At Vanderbilt, we can work to normalize conversations about loneliness with peers. When we prepare to go off to college, we don’t talk about feeling lonely. We don’t talk about how overwhelming it can sometimes feel to take a full load of difficult courses, make friends, participate, give back, be a good person, take care of yourself and not get COVID-19 all while trying to have “the best four years” of our lives.
If there’s one thing that I’ve learned, it’s that we should give ourselves permission to be sad, frustrated and angry. If you are lonely today or are carrying the hurt of lonely days past, I feel you. We all do. It’s essential that we get better at recognizing when we are lonely and learn to share and understand that feeling. We can learn how this heavy feeling weighs on our bodies and our minds. Our loneliness may be able to teach us about the nature of our desire for connection.

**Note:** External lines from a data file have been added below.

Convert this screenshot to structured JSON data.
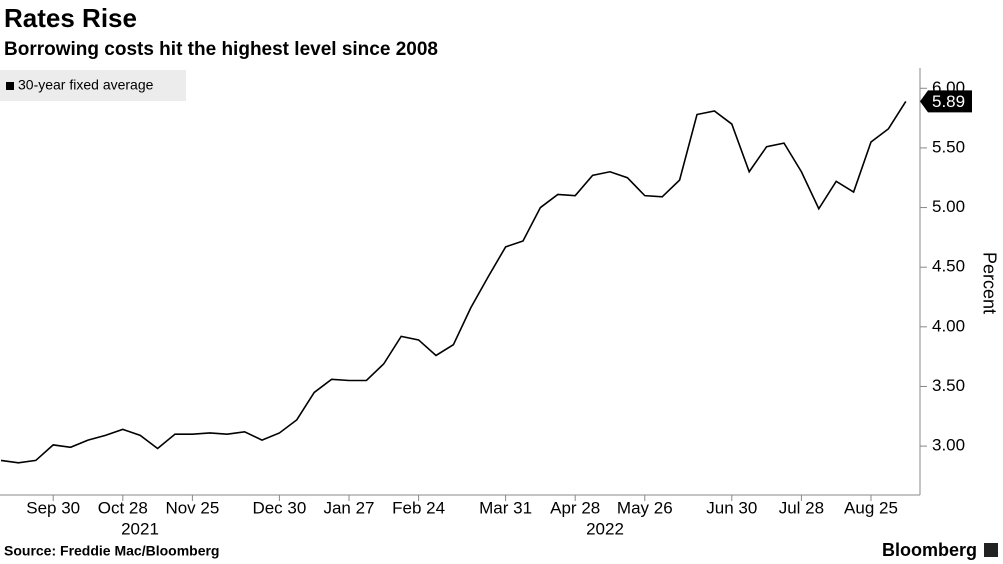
{
  "chart_data": {
    "type": "line",
    "title": "Rates Rise",
    "subtitle": "Borrowing costs hit the highest level since 2008",
    "source": "Source: Freddie Mac/Bloomberg",
    "brand": "Bloomberg",
    "ylabel": "Percent",
    "categories": [
      null,
      null,
      null,
      "Sep 30",
      null,
      null,
      null,
      "Oct 28",
      null,
      null,
      null,
      "Nov 25",
      null,
      null,
      null,
      null,
      "Dec 30",
      null,
      null,
      null,
      "Jan 27",
      null,
      null,
      null,
      "Feb 24",
      null,
      null,
      null,
      null,
      "Mar 31",
      null,
      null,
      null,
      "Apr 28",
      null,
      null,
      null,
      "May 26",
      null,
      null,
      null,
      null,
      "Jun 30",
      null,
      null,
      null,
      "Jul 28",
      null,
      null,
      null,
      "Aug 25",
      null,
      null
    ],
    "year_labels": [
      "2021",
      "2022"
    ],
    "series": [
      {
        "name": "30-year fixed average",
        "color": "#000000",
        "values": [
          2.88,
          2.86,
          2.88,
          3.01,
          2.99,
          3.05,
          3.09,
          3.14,
          3.09,
          2.98,
          3.1,
          3.1,
          3.11,
          3.1,
          3.12,
          3.05,
          3.11,
          3.22,
          3.45,
          3.56,
          3.55,
          3.55,
          3.69,
          3.92,
          3.89,
          3.76,
          3.85,
          4.16,
          4.42,
          4.67,
          4.72,
          5.0,
          5.11,
          5.1,
          5.27,
          5.3,
          5.25,
          5.1,
          5.09,
          5.23,
          5.78,
          5.81,
          5.7,
          5.3,
          5.51,
          5.54,
          5.3,
          4.99,
          5.22,
          5.13,
          5.55,
          5.66,
          5.89
        ]
      }
    ],
    "ylim": [
      2.59,
      6.17
    ],
    "yticks": [
      {
        "value": 3,
        "label": "3.00"
      },
      {
        "value": 3.5,
        "label": "3.50"
      },
      {
        "value": 4,
        "label": "4.00"
      },
      {
        "value": 4.5,
        "label": "4.50"
      },
      {
        "value": 5,
        "label": "5.00"
      },
      {
        "value": 5.5,
        "label": "5.50"
      },
      {
        "value": 6,
        "label": "6.00"
      }
    ]
  }
}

Long-distance running is lonely. I’ve learned that isn’t always a bad thing.
Running can be a haven when you just want to be alone, removed from the pressure and obligation of socialization and free from forced interaction. Solitude allows you to learn more about yourself. It allows you to pay attention to the little things– like the sound of your footsteps, the smell of bagels toasting at a cafe on twelfth avenue, or the song you’re listening to.
Once we are attentive to our loneliness, we will be less afraid to speak it out loud. We may even begin to appreciate it.